Auf einen Blick: Die wichtigsten Kompetenzen digitaler Transformationsmanager:innen

  • Rolle als Enabler: Digital Transformation Manager und Managerinnen initiieren den strukturellen und kulturellen Wandel hin zu digitalen Geschäftsmodellen.
  • Strategische Verankerung: Eine hohe hierarchische Position und kurze Berichtswege zur Geschäftsführung sichern den notwendigen Entscheidungsspielraum.
  • Fokus auf Soft Skills: Kommunikationsstärke und Empathie sind für den Erfolg entscheidender als tiefgehende IT-Fachkenntnisse.

Was sind Digital Transformation Manager:innen?

Digital Transformation Manager:innen sind Führungskräfte, die gezielt Veränderungen im Unternehmen in Gang setzen.

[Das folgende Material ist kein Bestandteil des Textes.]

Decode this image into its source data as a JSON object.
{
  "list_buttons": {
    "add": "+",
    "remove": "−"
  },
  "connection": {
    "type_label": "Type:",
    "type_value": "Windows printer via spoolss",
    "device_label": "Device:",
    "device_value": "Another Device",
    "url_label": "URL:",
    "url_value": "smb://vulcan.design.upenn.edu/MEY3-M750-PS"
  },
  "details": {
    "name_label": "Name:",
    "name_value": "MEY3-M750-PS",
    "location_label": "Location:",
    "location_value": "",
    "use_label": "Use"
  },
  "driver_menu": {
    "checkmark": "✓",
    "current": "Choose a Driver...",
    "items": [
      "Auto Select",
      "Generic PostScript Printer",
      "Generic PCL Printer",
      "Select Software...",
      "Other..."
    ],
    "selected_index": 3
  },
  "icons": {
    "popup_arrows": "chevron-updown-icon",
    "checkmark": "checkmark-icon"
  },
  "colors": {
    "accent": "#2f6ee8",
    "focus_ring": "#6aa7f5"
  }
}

Diese Experten stoßen den strukturellen sowie kulturellen Wandel hin zur digitalen Zusammenarbeit an und entwickeln zukunftsfähige Geschäftsmodelle.

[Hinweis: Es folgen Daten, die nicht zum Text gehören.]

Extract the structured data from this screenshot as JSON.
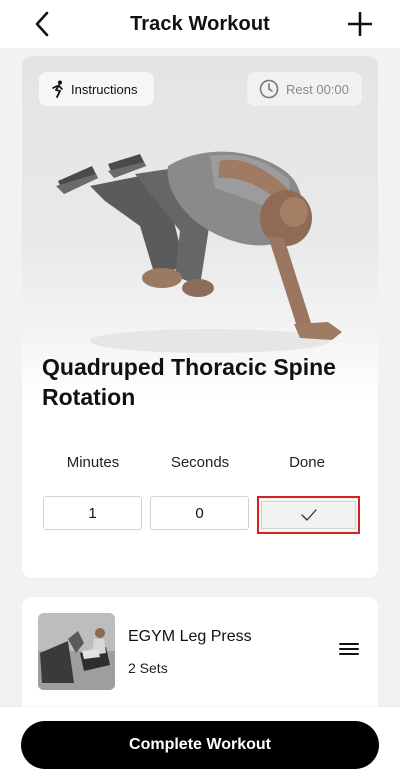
{
  "header": {
    "title": "Track Workout",
    "back_icon": "chevron-left-icon",
    "add_icon": "plus-icon"
  },
  "exercise": {
    "instructions_label": "Instructions",
    "instructions_icon": "running-figure-icon",
    "rest_label": "Rest 00:00",
    "rest_icon": "clock-icon",
    "name": "Quadruped Thoracic Spine Rotation",
    "columns": {
      "minutes": "Minutes",
      "seconds": "Seconds",
      "done": "Done"
    },
    "values": {
      "minutes": "1",
      "seconds": "0",
      "done_icon": "checkmark-icon"
    },
    "highlight_color": "#d32222"
  },
  "next_exercise": {
    "name": "EGYM Leg Press",
    "sets": "2 Sets",
    "drag_icon": "menu-drag-icon"
  },
  "footer": {
    "complete_label": "Complete Workout"
  }
}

Dabei verstehen sie sich als Wegbereiter, welche die erforderliche Organisationsentwicklung greifbar machen. Sie orchestrieren den Weg zu einer neuen Art der Zusammenarbeit, indem sie alle Beteiligten von der operativen Ebene bis hin zum Vorstand aktiv einbinden.

Abgrenzung: Digitale Transformation versus Digitalisierung

Bei der reinen Digitalisierung geht es primär um die digitale Gestaltung bestehender Prozesse. Die digitale Transformation hingegen umfasst eine Umgestaltung ganzer Unternehmensbereiche. Ziel ist die Entwicklung völlig neuer, digitaler Geschäftsmodelle.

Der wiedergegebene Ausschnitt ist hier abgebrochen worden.